New “ownership” models are coming
The traditional car buying transaction is experiencing significant disruption. And in the not-so-distant future, the nature of ownership will evolve as well. A growing segment of customers will not want to own a car — they will just want to drive one. Although ownership is not going away, the model of the future is flexible, simplified and — no surprise — customer-centric.
What will flexible ownership look like? When a customer walks into a dealership, the options to drive a car off the lot will go beyond cash, finance, or traditional lease. Similar to movies through a Netflix subscription, cars will be available for hassle-free ownership at a fixed monthly fee. It will be a commitment-free ownership-like experience with no “return by” deadline, no advanced booking, and no maintenance or insurance costs. They will be able to return the car whenever they want — whether it is because they no longer need a vehicle, or because they want to try a different model.
This new ownership model might be closer than it seems. Today, Porsche has a pilot subscription model in the market in Atlanta. For a fixed monthly payment, customers can subscribe to “Porsche Passport,” which gives them access to a variety of Porsche models. BMW recently launched its own subscription program in Nashville, called “Access by BMW.” For a monthly rate, members can choose from and switch between various car models. Many others, including Mercedes-Benz, Lexus, Volvo, and more, are following suit.
The rise of subscription-based models and flexible ownership will change the economics of the dealer business, and deliver new opportunities for revenue generation. Interestingly, 78% of subscribers to Porsche Passport are new to the Porsche brand.
The new retail paradigm
In automotive, the traditional retail model persevered decades longer than other retail sectors.
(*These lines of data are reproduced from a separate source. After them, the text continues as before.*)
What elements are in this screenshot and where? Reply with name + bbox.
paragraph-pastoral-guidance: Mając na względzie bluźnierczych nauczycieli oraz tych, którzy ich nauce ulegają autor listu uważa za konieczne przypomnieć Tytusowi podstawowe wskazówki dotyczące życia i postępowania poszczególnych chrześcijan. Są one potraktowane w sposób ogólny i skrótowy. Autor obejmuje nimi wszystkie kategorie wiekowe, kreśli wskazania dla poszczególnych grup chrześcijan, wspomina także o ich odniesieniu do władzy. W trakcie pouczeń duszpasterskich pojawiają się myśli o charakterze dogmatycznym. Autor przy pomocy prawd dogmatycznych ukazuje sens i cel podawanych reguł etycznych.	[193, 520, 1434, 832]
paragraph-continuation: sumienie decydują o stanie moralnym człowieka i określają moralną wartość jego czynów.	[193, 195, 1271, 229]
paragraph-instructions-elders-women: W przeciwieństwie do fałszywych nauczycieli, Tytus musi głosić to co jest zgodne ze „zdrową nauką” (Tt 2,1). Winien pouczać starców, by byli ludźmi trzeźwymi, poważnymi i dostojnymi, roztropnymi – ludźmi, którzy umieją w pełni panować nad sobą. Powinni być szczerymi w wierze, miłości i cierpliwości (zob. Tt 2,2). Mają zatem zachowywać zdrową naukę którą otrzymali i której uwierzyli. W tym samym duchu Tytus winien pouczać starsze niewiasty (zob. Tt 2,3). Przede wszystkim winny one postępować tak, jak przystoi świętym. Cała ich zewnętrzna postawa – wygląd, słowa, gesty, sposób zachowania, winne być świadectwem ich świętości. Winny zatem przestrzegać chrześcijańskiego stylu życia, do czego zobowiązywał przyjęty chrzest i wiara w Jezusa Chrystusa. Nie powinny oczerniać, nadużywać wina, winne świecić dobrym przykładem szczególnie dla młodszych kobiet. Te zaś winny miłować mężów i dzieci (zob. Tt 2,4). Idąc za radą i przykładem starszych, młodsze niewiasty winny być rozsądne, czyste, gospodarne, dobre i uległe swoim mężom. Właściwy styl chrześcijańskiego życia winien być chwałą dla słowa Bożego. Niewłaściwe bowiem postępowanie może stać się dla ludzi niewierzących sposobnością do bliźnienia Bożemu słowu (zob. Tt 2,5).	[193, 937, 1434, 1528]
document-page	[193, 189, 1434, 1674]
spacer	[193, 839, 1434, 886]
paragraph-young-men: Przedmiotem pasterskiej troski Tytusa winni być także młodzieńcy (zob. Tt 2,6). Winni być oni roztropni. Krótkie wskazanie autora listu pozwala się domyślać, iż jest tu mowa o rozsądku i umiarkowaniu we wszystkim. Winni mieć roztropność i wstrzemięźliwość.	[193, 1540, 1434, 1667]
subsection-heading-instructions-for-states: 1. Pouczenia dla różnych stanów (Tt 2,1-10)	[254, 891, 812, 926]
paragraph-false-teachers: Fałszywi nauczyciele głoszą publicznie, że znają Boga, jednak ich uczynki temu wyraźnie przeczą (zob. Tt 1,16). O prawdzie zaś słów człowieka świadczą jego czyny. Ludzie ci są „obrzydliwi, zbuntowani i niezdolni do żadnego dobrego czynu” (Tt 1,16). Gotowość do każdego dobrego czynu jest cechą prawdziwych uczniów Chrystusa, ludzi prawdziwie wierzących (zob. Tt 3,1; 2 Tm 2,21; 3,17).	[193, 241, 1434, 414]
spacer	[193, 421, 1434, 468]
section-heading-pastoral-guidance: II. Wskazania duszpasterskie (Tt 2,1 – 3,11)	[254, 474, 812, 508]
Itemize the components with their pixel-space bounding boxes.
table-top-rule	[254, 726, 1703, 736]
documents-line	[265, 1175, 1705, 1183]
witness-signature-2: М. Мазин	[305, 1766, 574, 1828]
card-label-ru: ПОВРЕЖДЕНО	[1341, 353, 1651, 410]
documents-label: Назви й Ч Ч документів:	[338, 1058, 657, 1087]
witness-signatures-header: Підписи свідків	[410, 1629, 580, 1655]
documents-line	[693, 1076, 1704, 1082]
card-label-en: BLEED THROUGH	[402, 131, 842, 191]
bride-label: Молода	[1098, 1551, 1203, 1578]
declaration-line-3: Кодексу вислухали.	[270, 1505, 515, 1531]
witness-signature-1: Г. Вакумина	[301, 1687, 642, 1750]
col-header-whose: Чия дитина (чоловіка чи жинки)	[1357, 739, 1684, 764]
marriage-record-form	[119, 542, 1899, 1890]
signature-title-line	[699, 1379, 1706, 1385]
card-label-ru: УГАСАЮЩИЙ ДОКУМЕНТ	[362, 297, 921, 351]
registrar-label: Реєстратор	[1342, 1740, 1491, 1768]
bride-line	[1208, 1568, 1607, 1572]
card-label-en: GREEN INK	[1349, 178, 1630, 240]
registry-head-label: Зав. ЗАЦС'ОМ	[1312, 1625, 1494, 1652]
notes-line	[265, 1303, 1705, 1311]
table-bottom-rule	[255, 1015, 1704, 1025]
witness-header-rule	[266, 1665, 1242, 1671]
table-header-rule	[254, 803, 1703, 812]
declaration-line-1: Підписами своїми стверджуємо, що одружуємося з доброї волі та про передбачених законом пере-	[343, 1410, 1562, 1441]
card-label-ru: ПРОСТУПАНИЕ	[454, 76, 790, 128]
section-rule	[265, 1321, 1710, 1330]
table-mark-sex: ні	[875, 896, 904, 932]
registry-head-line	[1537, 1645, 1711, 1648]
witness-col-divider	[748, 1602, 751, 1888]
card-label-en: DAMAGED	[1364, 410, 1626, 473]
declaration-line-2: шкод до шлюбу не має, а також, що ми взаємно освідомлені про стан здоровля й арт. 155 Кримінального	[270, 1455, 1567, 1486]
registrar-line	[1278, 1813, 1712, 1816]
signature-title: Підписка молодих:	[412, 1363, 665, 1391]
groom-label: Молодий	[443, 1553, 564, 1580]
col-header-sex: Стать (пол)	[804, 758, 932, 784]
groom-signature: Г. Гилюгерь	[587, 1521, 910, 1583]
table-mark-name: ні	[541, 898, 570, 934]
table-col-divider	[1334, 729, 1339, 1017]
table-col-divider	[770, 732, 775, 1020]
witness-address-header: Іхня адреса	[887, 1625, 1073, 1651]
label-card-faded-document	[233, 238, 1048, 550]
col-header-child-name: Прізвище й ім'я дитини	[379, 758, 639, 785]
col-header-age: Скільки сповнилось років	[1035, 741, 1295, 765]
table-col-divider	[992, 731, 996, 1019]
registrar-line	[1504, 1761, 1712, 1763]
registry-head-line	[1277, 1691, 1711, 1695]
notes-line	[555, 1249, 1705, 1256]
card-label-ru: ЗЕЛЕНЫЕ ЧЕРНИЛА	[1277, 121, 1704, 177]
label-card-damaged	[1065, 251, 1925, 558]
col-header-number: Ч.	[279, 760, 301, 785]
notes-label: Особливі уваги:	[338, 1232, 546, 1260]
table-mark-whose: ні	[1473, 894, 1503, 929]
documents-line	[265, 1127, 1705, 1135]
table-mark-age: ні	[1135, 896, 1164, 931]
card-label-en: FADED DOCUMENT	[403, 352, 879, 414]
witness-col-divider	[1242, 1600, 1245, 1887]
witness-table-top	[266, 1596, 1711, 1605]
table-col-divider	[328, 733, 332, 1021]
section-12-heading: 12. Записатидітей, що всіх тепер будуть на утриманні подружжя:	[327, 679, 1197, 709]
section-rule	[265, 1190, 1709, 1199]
But the time has come — a wave of disruption is hitting automotive retail in more ways than one.
Although there is plenty of debate on what the future holds and there is no one-size-fits-all solution, the modern automotive retail paradigm will be fundamentally customer-centric and digitally connected.
How can auto retailers evolve their retail models? Recognize the opportunity at hand. Put legacy practices to bed. Understand that digital retailing is more than just selling online. Offer a sales journey that is transparent, convenient and simple. Engage customers across channels, before, during and after the transaction. Take cues from other retail sectors. Realize that in today’s technology-driven world, no industry or business is safe from disruption.